The RNA-seq workflow

What are the key steps in an RNA-seq data analysis workflow?

What are the peculiar features of RNA-seq data, and how do we address these features to make sure our analysis is unbiased and accurate?

What methods are available to handle RNA-seq data analysis?

The RNA-seq workflow overview

We will assume that the aim of our RNA-seq experiment is to identify a set of genes which are differentially expressed between two or more groups, and to derive biologically meaningful information from our gene list(s).

Assuming this is the case, there are many methods that can be applied to this type of analysis and this can be overwhelming. Here we will look at what we call the core workflow - the major steps that you will take to go from the raw FASTA files (the output from an RNA-seq experiment) to an informative list of differentially expressed genes.

Core steps in a common workflow:

Quality assessment of the raw data

Adapter removal and cleanup

Quantification of gene expression

Identifying differentially expressed genes

Over-representation analysis

As you will see, for some steps there are multiple tools that take a functionally similar approach (e.g., quality assessment and adapter removal). For other steps, especially for quantification and identification of differentially expressed genes, there are different methodologies available. These methodologies take different routes to address complex biological, computational and statistical questions. A key takeaway from this workshop is that it is not always possible to identify a “best” tool - you must be willing and able to identify the strengths and weaknesses of available tools and decide, based on your question and experiment, which tool is most appropriate for you.

Let’s look at some peculiar features of RNA-seq data and identify the challenges these raise for us as data analysts.

What are the main challenges or decision points?

Counting or quantifying

This is not an exhaustive overview of RNA-seq data, but as a reminder, the raw data we receive in the form of FASTA files is a series of reads from somewhere in the genome. Each read is an indication, or measurement, of gene expression. We must take these reads, identify where in the genome they originated from and then make a measurement of how frequently we observed those reads. The more reads that are mapped back to a specific location in the genome, the more highly expressed that region (gene) is.

There are two major approaches to measure gene expression from reads: in the first method reads are aligned to a reference genome and are then ‘counted’, while in the second method reads are ‘quantified’ without the need to align to a reference (these are sometimes referred to as ‘pseudocounts’). There are arguments for each of these types, as well as other approaches, but a full discussion is beyond the scope of this workshop. We will point you towards some examples for each approach.
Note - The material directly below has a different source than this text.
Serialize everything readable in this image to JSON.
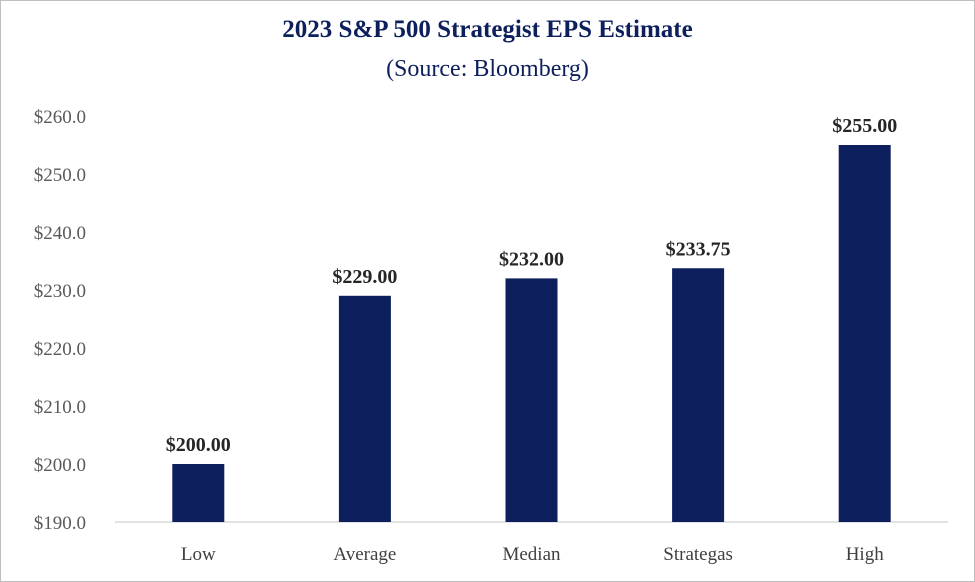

Library sizes and composition

Due to myriad biological and technical effects, each sample will have differing numbers of total reads (different library sizes). When we attempt to compare gene expression across samples, these different library sizes can cause genes to be over- or under-expressed. Before we can compare samples we must correct for library size differences.

Additionally, we need to be aware of library composition. If a library has one (or a few) genes that are very highly expressed, they can be thought of as ‘taking up’ a high proportion of the total library of reads. If we compare this skewed library with another library, some genes may look down-regulated in the skewed library.

Heteroskedasticity

Heteroskedasticity describes a situation where variance changes with the mean. In RNA-seq data the level of variance associated with each gene is somewhat dependent on the mean expression level of the gene. This is an issue since some statistical approaches (specifically, the Poisson distribution) assume homoskedasticity (that is, that variance is not associated with the mean).

Two approaches to dealing with heteroskedasticity are common in the literature: transform the data to reduce (or remove) the mean-variance association or use a method that is robust to the mean-variance association (DESeq2 with the Negative Binomial distribution).

Gene length

Does gene length matter? You might be aware that if a gene is longer, it is more likely to have reads mapped to it. This is important to be aware of, but when we are identifying differentially expressed genes we are always comparing genes to themselves. Therefore, gene length is not a factor when identifying differentially expressed genes.

However, gene length does need to be taken into account when we carry out over-representation analysis.

Introduction to the dataset

The example data in this workshop are from Lee et al., and include a set of six Saccharomyces cerevisiae samples in two groups: three wild-type samples and three RNA-degradation mutants. Note that these particular mutants are signifcantly different from the wildtype and we expect large differences between our two sample groups.

The data is a subset of an RNA-sequencing experiment which used single end sequencing.